Artur Borisenkov, 32 and of no fixed address, will now spend the next six years contemplating his choices. He was convicted of one count of false imprisonment, one of coercive and controlling behaviour, and two of criminal damage. The victim, a woman in the Kirklees area, endured four days of being held against her will before she managed to contact police on 3 December 2025.

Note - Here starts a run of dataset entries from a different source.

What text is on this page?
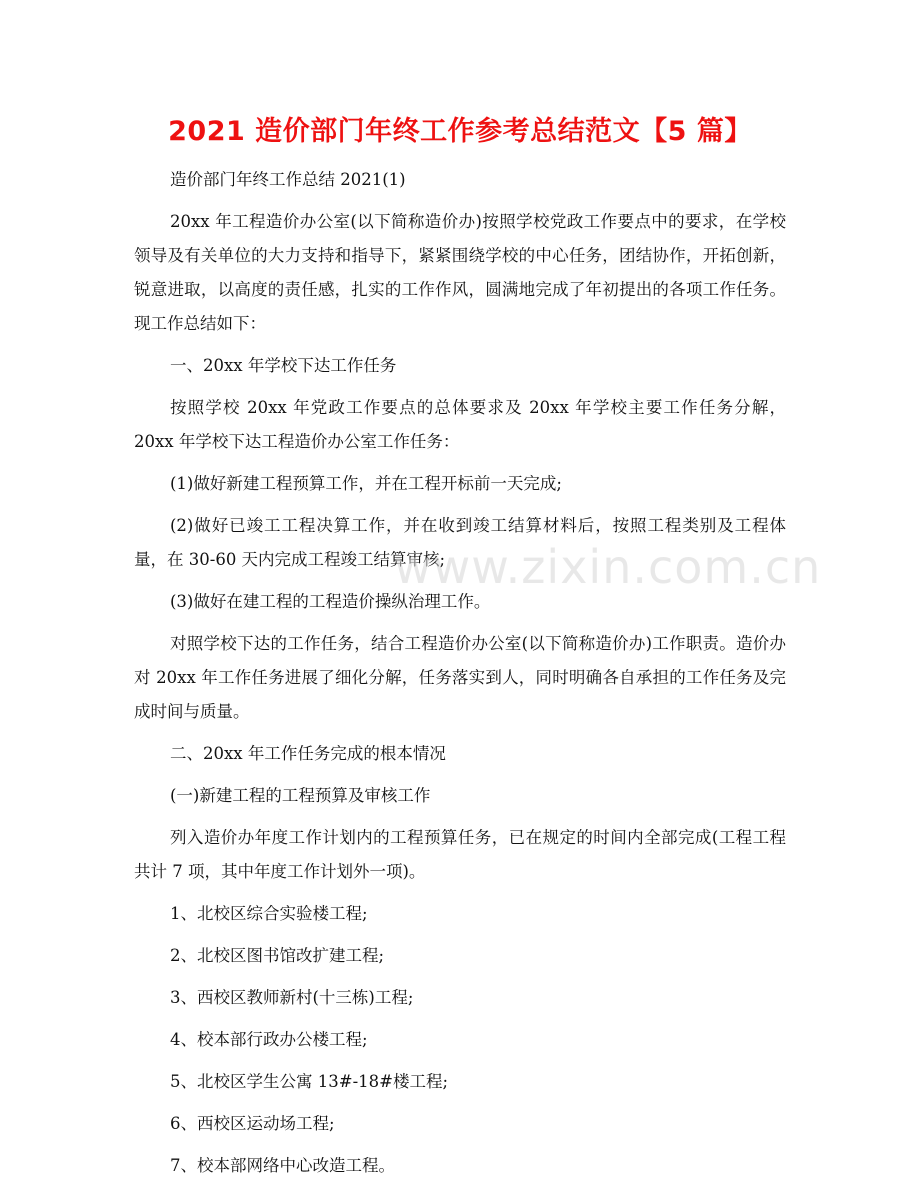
2021 造价部门年终工作参考总结范文【5 篇】

造价部门年终工作总结 2021(1)

20xx 年工程造价办公室(以下简称造价办)按照学校党政工作要点中的要求，在学校领导及有关单位的大力支持和指导下，紧紧围绕学校的中心任务，团结协作，开拓创新，锐意进取，以高度的责任感，扎实的工作作风，圆满地完成了年初提出的各项工作任务。现工作总结如下：

一、20xx 年学校下达工作任务

按照学校 20xx 年党政工作要点的总体要求及 20xx 年学校主要工作任务分解，20xx 年学校下达工程造价办公室工作任务：

(1)做好新建工程预算工作，并在工程开标前一天完成;

(2)做好已竣工工程决算工作，并在收到竣工结算材料后，按照工程类别及工程体量，在 30-60 天内完成工程竣工结算审核;

(3)做好在建工程的工程造价操纵治理工作。

对照学校下达的工作任务，结合工程造价办公室(以下简称造价办)工作职责。造价办对 20xx 年工作任务进展了细化分解，任务落实到人，同时明确各自承担的工作任务及完成时间与质量。

二、20xx 年工作任务完成的根本情况

(一)新建工程的工程预算及审核工作

列入造价办年度工作计划内的工程预算任务，已在规定的时间内全部完成(工程工程共计 7 项，其中年度工作计划外一项)。

1、北校区综合实验楼工程;

2、北校区图书馆改扩建工程;

3、西校区教师新村(十三栋)工程;

4、校本部行政办公楼工程;

5、北校区学生公寓 13#-18#楼工程;

6、西校区运动场工程;

7、校本部网络中心改造工程。

www.zixin.com.cn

The speed of the response was almost refreshing in an age when bureaucracy often moves at glacial pace. Borisenkov was arrested the same day, charged, and hauled before Leeds Magistrates’ Court within 24 hours. He admitted the criminal damage charges but fought the more serious counts. A trial in June 2026 put paid to that strategy; the jury found him guilty.
The victim's courage
Detective Constable Yvonne Brear of Kirklees District Police put it plainly: the victim showed real courage in coming forward. That single act triggered the entire process. Evidence proved strong enough that authorities could charge Borisenkov almost immediately, a rarity that speaks volumes about the case's clarity.
Beyond the prison term, Borisenkov has been slapped with a restraining order preventing any contact with the victim. It's the sort of basic safeguard that should be automatic yet somehow still feels like a small victory for common sense. Personal liberty isn't optional. When someone decides to play jailer in their own private kingdom, the state has a duty to step in with more than a shrug.
This wasn't some ambiguous domestic spat dressed up for court. Four days is an eternity when you cannot leave. The combination of false imprisonment and coercive control paints a picture of sustained domination, the kind that slowly grinds dignity into dust. Courts handing down six years for such behaviour aren't being harsh; they're simply acknowledging the damage done.